Вечер прошёл в хлопотах. Получили у коменданта Тимофея Мироновича матрас с подушкой ватной, одеяло серое солдатское, при этом в разных кладовках, хоть обе были полупустые. Вовка, понятно, полез выяснять причину.
– Так моль и клопы.
– Клопы? – блин, мама роди меня обратно. Вовка тяжко вздохнул.
– Ты мадонну из себя не строй, – нахмурился бывший политрук, – Что клопов не видел? Только у нас нет почти. Матрасы с подушками прожариваем. Одеяла тоже, только потом одеяла дустом пересыпаем. И храним отдельно. Моли развелось. Второй год борюсь.
– Тимофей Миронович, мы вашу однополчанку сейчас видели – Александру Ивановну. Профессора. Она вам привет передавала, – влез Третьяков, не вовремя. Туз ведь замечательный в рукаве, чтобы задобрить сердитого коменданта.
А, нет. Оказалось как раз вовремя.
– Александру? Блин горелый, давно не видел. Зайти надо. Обязательно. Вот завтра и соберусь. Она мне ведь жизнь спасла.
– А она говорит, что вы ей и медсёстрам. Геройский поступок совершили. – Молодец Третьяков.
– Ну, сначала я им, потом они мне. Кровью истекал в окопе под обстрелом. Так она мне операцию на дне окопа сделала. Лохмотья, что от руки остались, отрезала и зашила. А девчонки санитарки над нами плащ-палатку держали. Обстрел ведь. Земля летит, да и осколки. Немец из пулемёта лупит. Одну пигалицу тогда тоже ранило, так другая на её место встала. Ну, я не видел, без сознания был, Александра потом рассказала, – глаза коменданта заблестели, он отвернулся и левой рукой пошаркал по лицу.
– А вы в каком звании были, Тимофей Миронович? – продолжил расспросы Третьяков.

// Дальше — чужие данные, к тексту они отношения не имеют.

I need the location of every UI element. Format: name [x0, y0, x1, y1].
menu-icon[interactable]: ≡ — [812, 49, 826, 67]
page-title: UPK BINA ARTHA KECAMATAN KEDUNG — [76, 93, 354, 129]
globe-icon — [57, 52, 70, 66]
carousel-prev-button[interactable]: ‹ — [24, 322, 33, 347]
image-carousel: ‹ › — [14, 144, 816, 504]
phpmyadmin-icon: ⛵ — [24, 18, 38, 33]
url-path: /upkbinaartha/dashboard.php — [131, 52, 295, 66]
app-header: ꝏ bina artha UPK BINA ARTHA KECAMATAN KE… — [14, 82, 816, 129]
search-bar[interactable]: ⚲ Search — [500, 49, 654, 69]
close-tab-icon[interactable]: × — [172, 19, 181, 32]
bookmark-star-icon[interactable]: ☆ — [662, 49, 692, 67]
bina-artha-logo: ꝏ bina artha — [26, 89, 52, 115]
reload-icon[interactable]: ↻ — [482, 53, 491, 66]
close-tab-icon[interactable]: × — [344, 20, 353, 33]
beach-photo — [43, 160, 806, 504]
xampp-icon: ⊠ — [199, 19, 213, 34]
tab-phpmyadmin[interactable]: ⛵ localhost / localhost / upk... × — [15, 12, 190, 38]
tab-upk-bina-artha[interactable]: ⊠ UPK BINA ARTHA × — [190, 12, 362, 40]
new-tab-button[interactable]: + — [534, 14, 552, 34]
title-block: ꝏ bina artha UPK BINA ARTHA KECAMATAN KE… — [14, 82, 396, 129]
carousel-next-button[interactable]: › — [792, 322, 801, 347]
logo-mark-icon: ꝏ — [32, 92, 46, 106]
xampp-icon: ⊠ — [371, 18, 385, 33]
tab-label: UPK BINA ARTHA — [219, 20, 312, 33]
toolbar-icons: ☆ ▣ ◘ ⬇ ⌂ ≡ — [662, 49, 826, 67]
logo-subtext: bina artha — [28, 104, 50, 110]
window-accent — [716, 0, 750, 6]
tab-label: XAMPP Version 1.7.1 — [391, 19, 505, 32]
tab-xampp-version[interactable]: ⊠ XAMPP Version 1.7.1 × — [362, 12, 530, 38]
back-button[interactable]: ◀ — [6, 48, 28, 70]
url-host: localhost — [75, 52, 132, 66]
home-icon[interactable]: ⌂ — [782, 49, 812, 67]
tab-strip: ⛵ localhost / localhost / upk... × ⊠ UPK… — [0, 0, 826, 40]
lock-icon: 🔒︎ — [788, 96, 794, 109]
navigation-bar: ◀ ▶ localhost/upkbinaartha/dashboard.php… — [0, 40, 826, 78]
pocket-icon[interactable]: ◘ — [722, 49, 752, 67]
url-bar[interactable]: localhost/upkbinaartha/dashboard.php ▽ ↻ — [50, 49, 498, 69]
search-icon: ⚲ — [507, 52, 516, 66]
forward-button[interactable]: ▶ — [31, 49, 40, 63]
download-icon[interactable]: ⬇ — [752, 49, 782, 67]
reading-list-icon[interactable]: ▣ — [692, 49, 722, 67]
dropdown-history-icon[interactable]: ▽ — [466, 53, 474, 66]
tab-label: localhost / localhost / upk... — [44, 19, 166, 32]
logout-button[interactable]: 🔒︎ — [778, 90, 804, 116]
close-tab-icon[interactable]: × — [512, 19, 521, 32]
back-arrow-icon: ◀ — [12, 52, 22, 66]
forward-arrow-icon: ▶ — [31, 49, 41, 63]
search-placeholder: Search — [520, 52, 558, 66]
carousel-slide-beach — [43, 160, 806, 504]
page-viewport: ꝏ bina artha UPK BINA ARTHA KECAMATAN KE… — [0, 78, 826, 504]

– В звании? – вернулся из воспоминаний комендант, – старший батальонный комиссар. Подполковник, если по шпалам считать. Если б руки не лишился, то к концу войны и до генерала бы дослужился. Дивизионным комиссаром бы стал. Тьфу. В конце сорок второго ведь отменили комиссаров. Упразднили. Политруками стали. У нас заместителем начальника политуправления Северо-Кавказского фронта был бригадный комиссар Леонид Брежнев. Слышали. Сейчас Днепрогэс восстанавливает. Статью в «Правде» недавно видел. За успехи в возрождении металлургического завода «Запорожсталь» и восстановлении Днепрогэса Брежнев награждён орденом Ленина. А я так вот с конца сорок второго и мыкаюсь, куда приткнут. Спасибо генералу Аполлонову сюда вот пристроил. Хороший человек, – опять рукавом утёрся.
– Да, Аркадий Николаевич и нам вот помогает, – ввернул Фомин.
– Так, парни, а бросьте-ка вы одеяла эти на место. Тут вчера новые привезли. Потолще этих будут и нафталином ещё не пропахли. Выдам вам. Пошли, они у меня пока в комнате. Ещё не оприходовал. Простыл. Только вчера на ноги встал. Испанка, будь она не ладна.